I recently read Book of Ages, Jill Lepore’s new book on Jane Franklin and her relationship with her famous brother Benjamin Franklin. The book is about a lot of things, but mostly is about a strong brother-sister sibling bond. Jane Franklin struggled in ways her brother did not, but their surviving letters document an attachment that was mutual.
By the time of Ben Franklin's death in 1790, he was the most famous American in the world. For years lots of American parents named their sons after him – and while I was reading the book about Jane Franklin I kept thinking about one of the Vermont Ben Franklins.
Benjamin Franklin Stevens was born in Barnet more than 40 years after his namesake’s death. In the Stevens family letters, young Benjamin Franklin Stevens - known as Frank – appears precocious and charming, the baby of his family. Sometimes he signed his name as Phranque – that’s P-h-r-a-n-q-u-e. Everyone in the Stevens family agreed that Frank was the smart one, which was no faint praise in a family of book lovers who valued education. His older brothers were ambitious and constantly on the go.

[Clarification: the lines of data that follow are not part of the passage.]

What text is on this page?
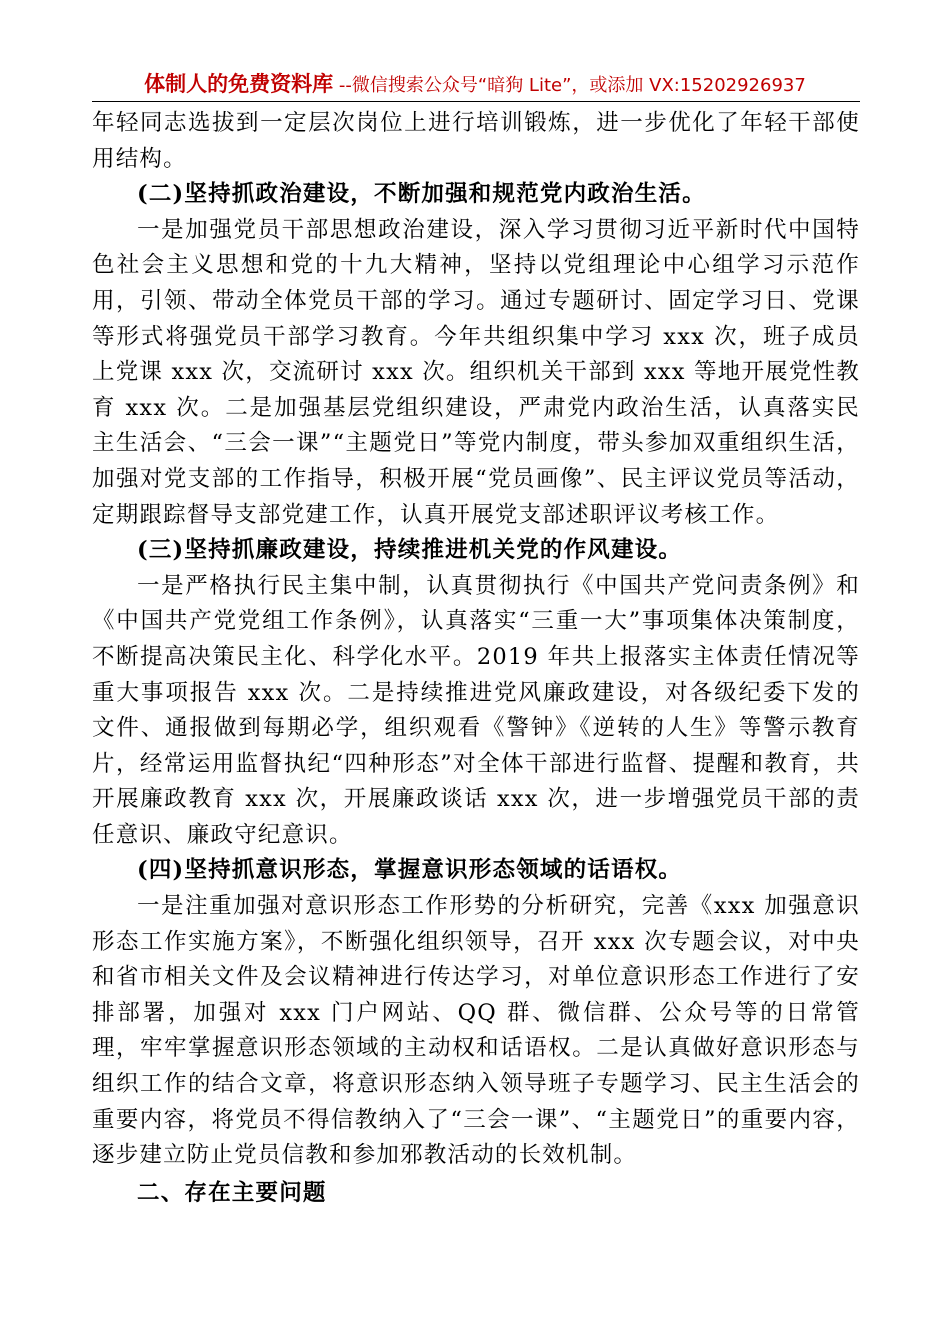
体制人的免费资料库 --微信搜索公众号“暗狗 Lite”，或添加 VX:15202926937

年轻同志选拔到一定层次岗位上进行培训锻炼，进一步优化了年轻干部使用结构。

(二)坚持抓政治建设，不断加强和规范党内政治生活。

一是加强党员干部思想政治建设，深入学习贯彻习近平新时代中国特色社会主义思想和党的十九大精神，坚持以党组理论中心组学习示范作用，引领、带动全体党员干部的学习。通过专题研讨、固定学习日、党课等形式将强党员干部学习教育。今年共组织集中学习 xxx 次，班子成员上党课 xxx 次，交流研讨 xxx 次。组织机关干部到 xxx 等地开展党性教育 xxx 次。二是加强基层党组织建设，严肃党内政治生活，认真落实民主生活会、“三会一课”“主题党日”等党内制度，带头参加双重组织生活，加强对党支部的工作指导，积极开展“党员画像”、民主评议党员等活动，定期跟踪督导支部党建工作，认真开展党支部述职评议考核工作。

(三)坚持抓廉政建设，持续推进机关党的作风建设。

一是严格执行民主集中制，认真贯彻执行《中国共产党问责条例》和《中国共产党党组工作条例》，认真落实“三重一大”事项集体决策制度，不断提高决策民主化、科学化水平。2019 年共上报落实主体责任情况等重大事项报告 xxx 次。二是持续推进党风廉政建设，对各级纪委下发的文件、通报做到每期必学，组织观看《警钟》《逆转的人生》等警示教育片，经常运用监督执纪“四种形态”对全体干部进行监督、提醒和教育，共开展廉政教育 xxx 次，开展廉政谈话 xxx 次，进一步增强党员干部的责任意识、廉政守纪意识。

(四)坚持抓意识形态，掌握意识形态领域的话语权。

一是注重加强对意识形态工作形势的分析研究，完善《xxx 加强意识形态工作实施方案》，不断强化组织领导，召开 xxx 次专题会议，对中央和省市相关文件及会议精神进行传达学习，对单位意识形态工作进行了安排部署，加强对 xxx 门户网站、QQ 群、微信群、公众号等的日常管理，牢牢掌握意识形态领域的主动权和话语权。二是认真做好意识形态与组织工作的结合文章，将意识形态纳入领导班子专题学习、民主生活会的重要内容，将党员不得信教纳入了“三会一课”、“主题党日”的重要内容，逐步建立防止党员信教和参加邪教活动的长效机制。

二、存在主要问题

Like Benjamin Franklin, Frank Stevens had a smart and opinionated sister. Sophia Stevens was 6 years older than Frank. Like most New England girls of the 1830s and 40s, she had more access to education than Jane Franklin ever did, and her parents strongly encouraged her.

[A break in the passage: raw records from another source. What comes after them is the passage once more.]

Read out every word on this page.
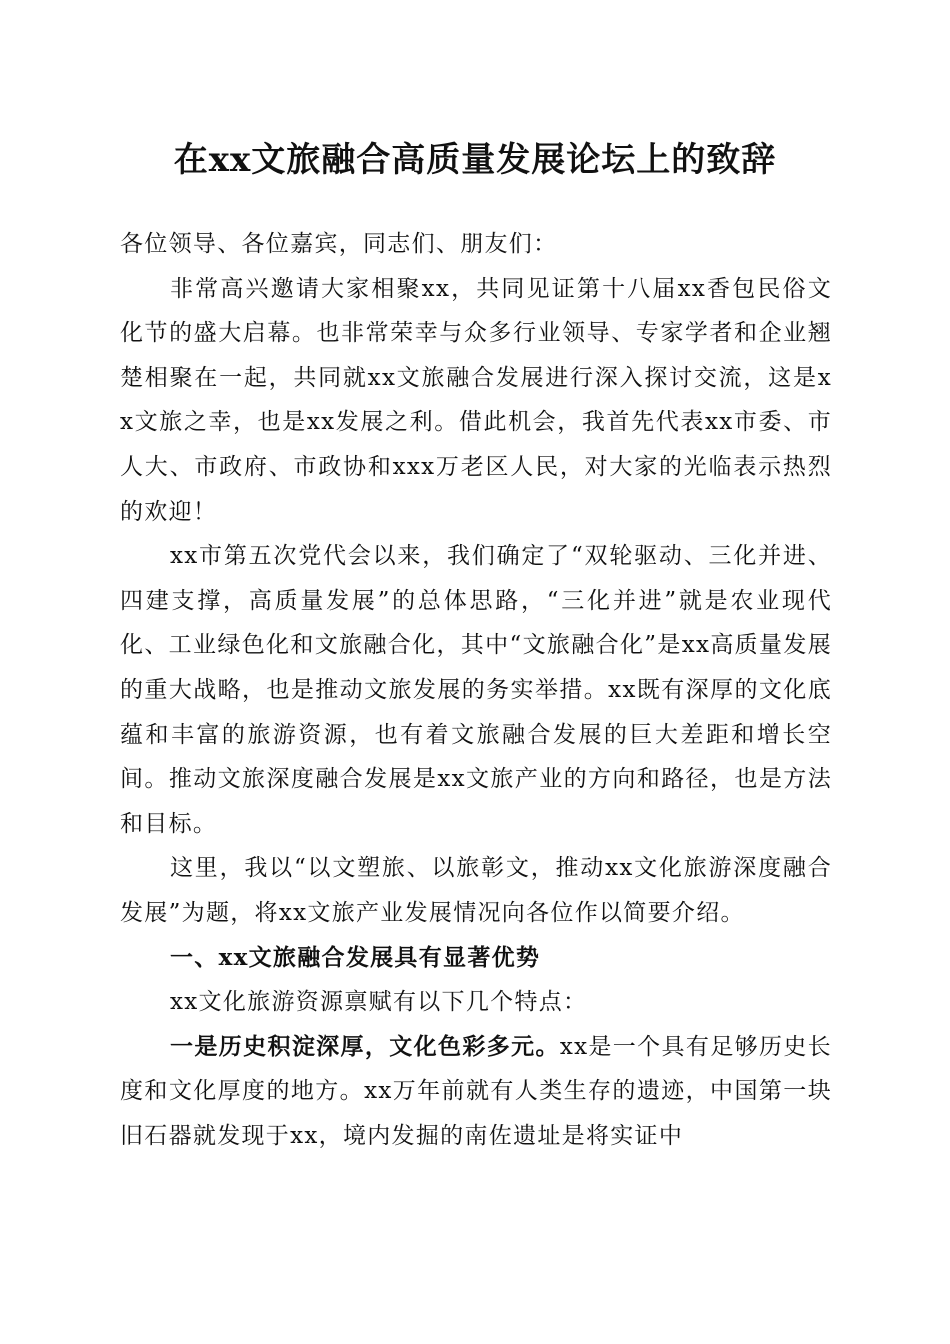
在xx文旅融合高质量发展论坛上的致辞

各位领导、各位嘉宾，同志们、朋友们：

非常高兴邀请大家相聚xx，共同见证第十八届xx香包民俗文化节的盛大启幕。也非常荣幸与众多行业领导、专家学者和企业翘楚相聚在一起，共同就xx文旅融合发展进行深入探讨交流，这是xx文旅之幸，也是xx发展之利。借此机会，我首先代表xx市委、市人大、市政府、市政协和xxx万老区人民，对大家的光临表示热烈的欢迎！

xx市第五次党代会以来，我们确定了“双轮驱动、三化并进、四建支撑，高质量发展”的总体思路，“三化并进”就是农业现代化、工业绿色化和文旅融合化，其中“文旅融合化”是xx高质量发展的重大战略，也是推动文旅发展的务实举措。xx既有深厚的文化底蕴和丰富的旅游资源，也有着文旅融合发展的巨大差距和增长空间。推动文旅深度融合发展是xx文旅产业的方向和路径，也是方法和目标。

这里，我以“以文塑旅、以旅彰文，推动xx文化旅游深度融合发展”为题，将xx文旅产业发展情况向各位作以简要介绍。

一、xx文旅融合发展具有显著优势

xx文化旅游资源禀赋有以下几个特点：

一是历史积淀深厚，文化色彩多元。xx是一个具有足够历史长度和文化厚度的地方。xx万年前就有人类生存的遗迹，中国第一块旧石器就发现于xx，境内发掘的南佐遗址是将实证中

By the time the Stevens kids were growing up in Barnet Americans had taken a new interest in sibling dynamics. Families were seen as the antithesis of the industrialized marketplace, and provided an environment in which sibling love and care were untainted by selfish interests.
The Stevens kids watched out for one another, and the boys took Sophia’s intellect - and her sense of style - seriously. As they traveled, they kept her posted on the latest fashions outside Vermont. She traveled, too, and made it clear that she longed for more than what she called the “narrow and contracted circles of Barnet.” When a local widower - a minister - wrote Sophia an awkward love letter that hinted at marriage, she sent one brother a mildly mocking account. “You would laugh your eyes out,” she promised. The brothers schemed about getting their sister out of Vermont more often, to “see something of the little world.” Sophia Stevens lived a full life in Europe and America. She wrote and was published. She married and had kids. She painted.

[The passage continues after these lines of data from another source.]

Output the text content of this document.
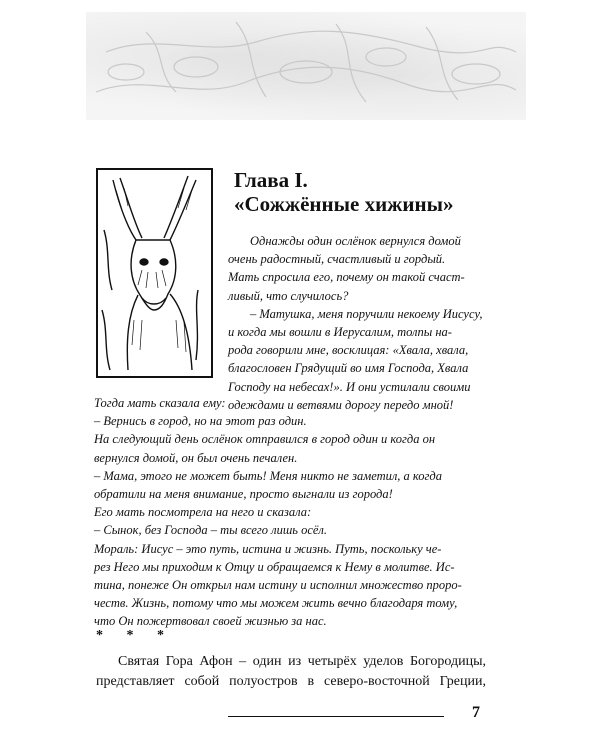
Глава I.
«Сожжённые хижины»

Однажды один ослёнок вернулся домой
очень радостный, счастливый и гордый.
Мать спросила его, почему он такой счаст-
ливый, что случилось?
– Матушка, меня поручили некоему Иисусу,
и когда мы вошли в Иерусалим, толпы на-
рода говорили мне, восклицая: «Хвала, хвала,
благословен Грядущий во имя Господа, Хвала
Господу на небесах!». И они устилали своими
одеждами и ветвями дорогу передо мной!

Тогда мать сказала ему:
– Вернись в город, но на этот раз один.
На следующий день ослёнок отправился в город один и когда он
вернулся домой, он был очень печален.
– Мама, этого не может быть! Меня никто не заметил, а когда
обратили на меня внимание, просто выгнали из города!
Его мать посмотрела на него и сказала:
– Сынок, без Господа – ты всего лишь осёл.
Мораль: Иисус – это путь, истина и жизнь. Путь, поскольку че-
рез Него мы приходим к Отцу и обращаемся к Нему в молитве. Ис-
тина, понеже Он открыл нам истину и исполнил множество проро-
честв. Жизнь, потому что мы можем жить вечно благодаря тому,
что Он пожертвовал своей жизнью за нас.
* * *
Святая Гора Афон – один из четырёх уделов Богородицы,
представляет собой полуостров в северо-восточной Греции,
7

Of course, not all women of her generation were so fortunate, and all women of her generation faced legal and political barriers that their brothers did not. It’s often been stated that women’s lives are especially relational, that they depend on and intertwine with the lives around them. But many old family letters remind us that siblings have always influenced and acted on one another, and that brothers have often been as inspired by and drawn to their sisters as their sisters have been to them.